In reaching the decision, an Appellate Division, First Department panel ruled that the half sister's “recourse” had been “to seek adoption, not custody of the child,” and near the opinion's end, the panel noted that the adult half sister's “kinship tie with the child” did not “afford her greater standing than the child's foster parents.”
The panel of Justices Dianne Renwick, Judith Gische, Barbara Kapnick, Cynthia Kern and Peter Moulton affirmed the 2017 decision of Bronx Family Court Justice Gilbert Taylor denying the adult half sister's custody petition.
The justices' opinion did not name the child or the foster parents, and the half sister was not named in full.
The justices wrote that the Family Court had “properly dismissed” the half sister's petition because the child had been freed for adoption and custody had been awarded, and they noted that the half-sister's “prior guardianship petition had been dismissed with prejudice.”
The justices then wrote in their April 16 decision that “contrary to [the half sister's] contention, she was not entitled to participate in a best interests hearing on the child's proposed adoption by his foster parents.”
“There was no adoption petition before Family Court to warrant a hearing,” the justices wrote, adding, “indeed, Family Court properly dismissed the petition for custody without a hearing, as petitioner's recourse was to seek adoption, not custody of the child.”
“In any event,” the justices also said, “other than her kinship tie with the child, which did not afford her greater standing than the child's foster parents,” citing Social Services Law § 383[3] and Matter of Diane T. v.
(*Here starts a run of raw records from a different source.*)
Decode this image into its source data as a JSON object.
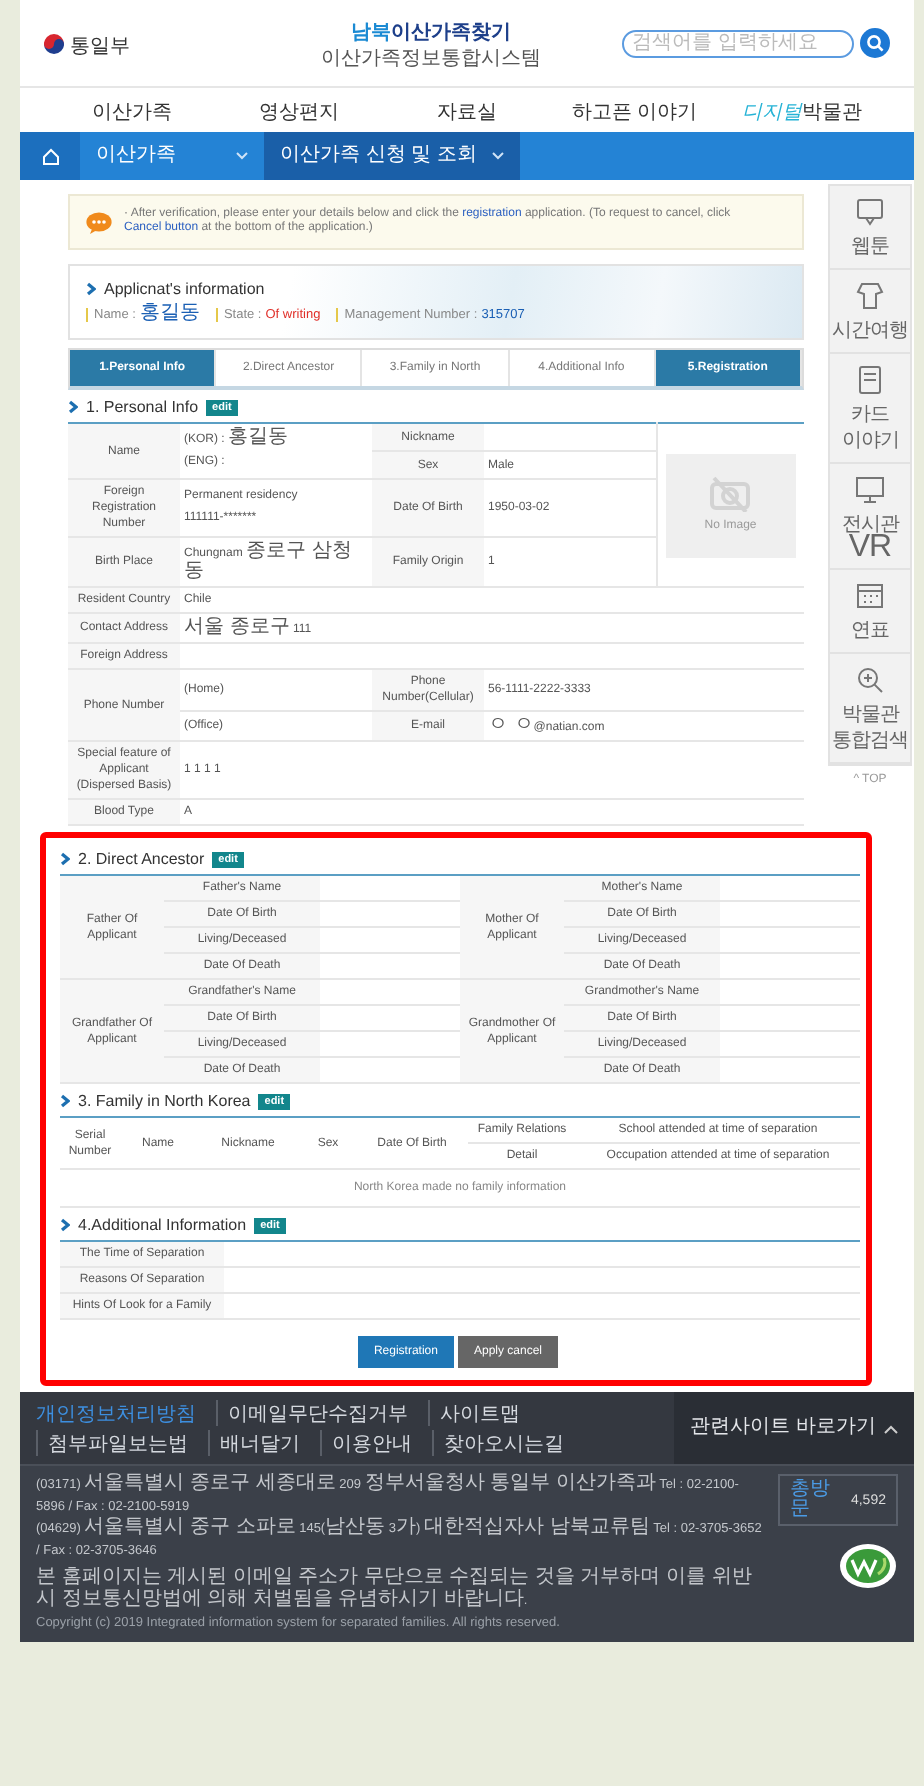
{
  "header": {
    "logo_text": "통일부",
    "title_accent": "남북",
    "title_rest": "이산가족찾기",
    "subtitle": "이산가족정보통합시스템",
    "search": {
      "placeholder": "검색어를 입력하세요"
    }
  },
  "nav": [
    {
      "label": "이산가족"
    },
    {
      "label": "영상편지"
    },
    {
      "label": "자료실"
    },
    {
      "label": "하고픈 이야기"
    },
    {
      "accent": "디지털",
      "label": "박물관"
    }
  ],
  "breadcrumb": [
    {
      "label": "이산가족"
    },
    {
      "label": "이산가족 신청 및 조회"
    }
  ],
  "quick_menu": {
    "items": [
      {
        "kind": "webtoon",
        "label": "웹툰"
      },
      {
        "kind": "time",
        "label": "시간여행"
      },
      {
        "kind": "card",
        "label": "카드 이야기"
      },
      {
        "kind": "vr",
        "label": "전시관 VR"
      },
      {
        "kind": "timeline",
        "label": "연표"
      },
      {
        "kind": "search",
        "label": "박물관 통합검색"
      }
    ],
    "top": "^ TOP"
  },
  "notice": {
    "parts": [
      {
        "kind": "text",
        "text": "· After verification, please enter your details below and click the "
      },
      {
        "kind": "link",
        "text": "registration"
      },
      {
        "kind": "text",
        "text": " application. (To request to cancel, click "
      },
      {
        "kind": "link",
        "text": "Cancel button"
      },
      {
        "kind": "text",
        "text": " at the bottom of the application.)"
      }
    ]
  },
  "applicant": {
    "heading": "Applicnat's information",
    "items": [
      {
        "label": "Name :",
        "value": "홍길동",
        "color": "#1a5fb4"
      },
      {
        "label": "State :",
        "value": "Of writing",
        "color": "#e0302a"
      },
      {
        "label": "Management Number :",
        "value": "315707",
        "color": "#1a5fb4"
      }
    ]
  },
  "steps": [
    {
      "label": "1.Personal Info",
      "selected": true
    },
    {
      "label": "2.Direct Ancestor",
      "selected": false
    },
    {
      "label": "3.Family in North",
      "selected": false
    },
    {
      "label": "4.Additional Info",
      "selected": false
    },
    {
      "label": "5.Registration",
      "selected": true
    }
  ],
  "personal_info": {
    "kind": "personal",
    "heading": "1. Personal Info",
    "badge": "edit",
    "rows": [
      [
        {
          "kind": "label",
          "text": "Name",
          "rowspan": 2
        },
        {
          "kind": "value",
          "lines": [
            "(KOR) : 홍길동",
            "(ENG) :"
          ],
          "rowspan": 2
        },
        {
          "kind": "label",
          "text": "Nickname"
        },
        {
          "kind": "value"
        },
        {
          "kind": "photo",
          "text": "No Image",
          "rowspan": 4
        }
      ],
      [
        {
          "kind": "label",
          "text": "Sex"
        },
        {
          "kind": "value",
          "text": "Male"
        }
      ],
      [
        {
          "kind": "label",
          "text": "Foreign Registration Number"
        },
        {
          "kind": "value",
          "lines": [
            "Permanent residency",
            "111111-*******"
          ]
        },
        {
          "kind": "label",
          "text": "Date Of Birth"
        },
        {
          "kind": "value",
          "text": "1950-03-02"
        }
      ],
      [
        {
          "kind": "label",
          "text": "Birth Place"
        },
        {
          "kind": "value",
          "text": "Chungnam 종로구 삼청동"
        },
        {
          "kind": "label",
          "text": "Family Origin"
        },
        {
          "kind": "value",
          "text": "1"
        }
      ],
      [
        {
          "kind": "label",
          "text": "Resident Country"
        },
        {
          "kind": "value",
          "text": "Chile",
          "colspan": 4
        }
      ],
      [
        {
          "kind": "label",
          "text": "Contact Address"
        },
        {
          "kind": "value",
          "text": "서울 종로구 111",
          "colspan": 4
        }
      ],
      [
        {
          "kind": "label",
          "text": "Foreign Address"
        },
        {
          "kind": "value",
          "colspan": 4
        }
      ],
      [
        {
          "kind": "label",
          "text": "Phone Number",
          "rowspan": 2
        },
        {
          "kind": "value",
          "text": "(Home)"
        },
        {
          "kind": "label",
          "text": "Phone Number(Cellular)"
        },
        {
          "kind": "value",
          "text": "56-1111-2222-3333",
          "colspan": 2
        }
      ],
      [
        {
          "kind": "value",
          "text": "(Office)"
        },
        {
          "kind": "label",
          "text": "E-mail"
        },
        {
          "kind": "value",
          "text": "ㅇ ㅇ@natian.com",
          "colspan": 2
        }
      ],
      [
        {
          "kind": "label",
          "text": "Special feature of Applicant (Dispersed Basis)"
        },
        {
          "kind": "value",
          "text": "1 1 1 1",
          "colspan": 4
        }
      ],
      [
        {
          "kind": "label",
          "text": "Blood Type"
        },
        {
          "kind": "value",
          "text": "A",
          "colspan": 4
        }
      ]
    ]
  },
  "highlighted": {
    "sections": [
      {
        "kind": "ancestor",
        "heading": "2. Direct Ancestor",
        "badge": "edit",
        "rows": [
          [
            {
              "kind": "label",
              "text": "Father Of Applicant",
              "rowspan": 4
            },
            {
              "kind": "label",
              "text": "Father's Name"
            },
            {
              "kind": "value"
            },
            {
              "kind": "label",
              "text": "Mother Of Applicant",
              "rowspan": 4
            },
            {
              "kind": "label",
              "text": "Mother's Name"
            },
            {
              "kind": "value"
            }
          ],
          [
            {
              "kind": "label",
              "text": "Date Of Birth"
            },
            {
              "kind": "value"
            },
            {
              "kind": "label",
              "text": "Date Of Birth"
            },
            {
              "kind": "value"
            }
          ],
          [
            {
              "kind": "label",
              "text": "Living/Deceased"
            },
            {
              "kind": "value"
            },
            {
              "kind": "label",
              "text": "Living/Deceased"
            },
            {
              "kind": "value"
            }
          ],
          [
            {
              "kind": "label",
              "text": "Date Of Death"
            },
            {
              "kind": "value"
            },
            {
              "kind": "label",
              "text": "Date Of Death"
            },
            {
              "kind": "value"
            }
          ],
          [
            {
              "kind": "label",
              "text": "Grandfather Of Applicant",
              "rowspan": 4
            },
            {
              "kind": "label",
              "text": "Grandfather's Name"
            },
            {
              "kind": "value"
            },
            {
              "kind": "label",
              "text": "Grandmother Of Applicant",
              "rowspan": 4
            },
            {
              "kind": "label",
              "text": "Grandmother's Name"
            },
            {
              "kind": "value"
            }
          ],
          [
            {
              "kind": "label",
              "text": "Date Of Birth"
            },
            {
              "kind": "value"
            },
            {
              "kind": "label",
              "text": "Date Of Birth"
            },
            {
              "kind": "value"
            }
          ],
          [
            {
              "kind": "label",
              "text": "Living/Deceased"
            },
            {
              "kind": "value"
            },
            {
              "kind": "label",
              "text": "Living/Deceased"
            },
            {
              "kind": "value"
            }
          ],
          [
            {
              "kind": "label",
              "text": "Date Of Death"
            },
            {
              "kind": "value"
            },
            {
              "kind": "label",
              "text": "Date Of Death"
            },
            {
              "kind": "value"
            }
          ]
        ]
      },
      {
        "kind": "family",
        "heading": "3. Family in North Korea",
        "badge": "edit",
        "rows": [
          [
            {
              "kind": "head",
              "text": "Serial Number",
              "rowspan": 2
            },
            {
              "kind": "head",
              "text": "Name",
              "rowspan": 2
            },
            {
              "kind": "head",
              "text": "Nickname",
              "rowspan": 2
            },
            {
              "kind": "head",
              "text": "Sex",
              "rowspan": 2
            },
            {
              "kind": "head",
              "text": "Date Of Birth",
              "rowspan": 2
            },
            {
              "kind": "head",
              "text": "Family Relations"
            },
            {
              "kind": "head",
              "text": "School attended at time of separation"
            }
          ],
          [
            {
              "kind": "head",
              "text": "Detail"
            },
            {
              "kind": "head",
              "text": "Occupation attended at time of separation"
            }
          ],
          [
            {
              "kind": "message",
              "text": "North Korea made no family information",
              "colspan": 7
            }
          ]
        ]
      },
      {
        "kind": "additional",
        "heading": "4.Additional Information",
        "badge": "edit",
        "rows": [
          [
            {
              "kind": "label",
              "text": "The Time of Separation"
            },
            {
              "kind": "value"
            }
          ],
          [
            {
              "kind": "label",
              "text": "Reasons Of Separation"
            },
            {
              "kind": "value"
            }
          ],
          [
            {
              "kind": "label",
              "text": "Hints Of Look for a Family"
            },
            {
              "kind": "value"
            }
          ]
        ]
      }
    ],
    "buttons": [
      {
        "kind": "primary",
        "label": "Registration"
      },
      {
        "kind": "secondary",
        "label": "Apply cancel"
      }
    ]
  },
  "footer": {
    "links": [
      {
        "label": "개인정보처리방침",
        "color": "#3d8fe0"
      },
      {
        "label": "이메일무단수집거부",
        "color": "#d5d9df"
      },
      {
        "label": "사이트맵",
        "color": "#d5d9df"
      },
      {
        "label": "첨부파일보는법",
        "color": "#d5d9df"
      },
      {
        "label": "배너달기",
        "color": "#d5d9df"
      },
      {
        "label": "이용안내",
        "color": "#d5d9df"
      },
      {
        "label": "찾아오시는길",
        "color": "#d5d9df"
      }
    ],
    "related": "관련사이트 바로가기",
    "address_lines": [
      "(03171) 서울특별시 종로구 세종대로 209 정부서울청사 통일부 이산가족과 Tel : 02-2100-5896 / Fax : 02-2100-5919",
      "(04629) 서울특별시 중구 소파로 145(남산동 3가) 대한적십자사 남북교류팀 Tel : 02-3705-3652 / Fax : 02-3705-3646"
    ],
    "notice": "본 홈페이지는 게시된 이메일 주소가 무단으로 수집되는 것을 거부하며 이를 위반 시 정보통신망법에 의해 처벌됨을 유념하시기 바랍니다.",
    "copyright": "Copyright (c) 2019 Integrated information system for separated families. All rights reserved.",
    "visits": {
      "label": "총방문",
      "value": "4,592"
    }
  }
}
Shawn N., the half sister “failed to show that awarding her custody would be in the child's best interests.”
“The record shows that the child, who has special needs, was loved and well cared for in the foster home, and would be adversely affected by being removed,” the justices further wrote.
Carol Kahn, an attorney in New York, was counsel for the adult half sister. Kahn declined to comment on the decision.
Douglas Reiniger, an attorney with Rosin Steinhagen Mendel in New York, represented a respondent in the appeal, The Children's Aid Society. In an emailed statement Monday, he said that “the Appellate Division's decision to affirm the Family Court's dismissal of the petition for custody brought by the child's half-sister … is supported by a long line of cases that hold that adoption is the sole and exclusive means to gain permanency for children in foster care whose parental rights have been terminated.”
He added that “the appellant sister filed numerous petitions for custody … [but] she never petitioned for adoption, even though the mother's parental rights were terminated in 2015.” He also said that “there was a history of Family Court findings that adoption was in the child's best interests.”
Raymond Rogers, an attorney for The Legal Aid Society in New York, was counsel for the child and could not be reached.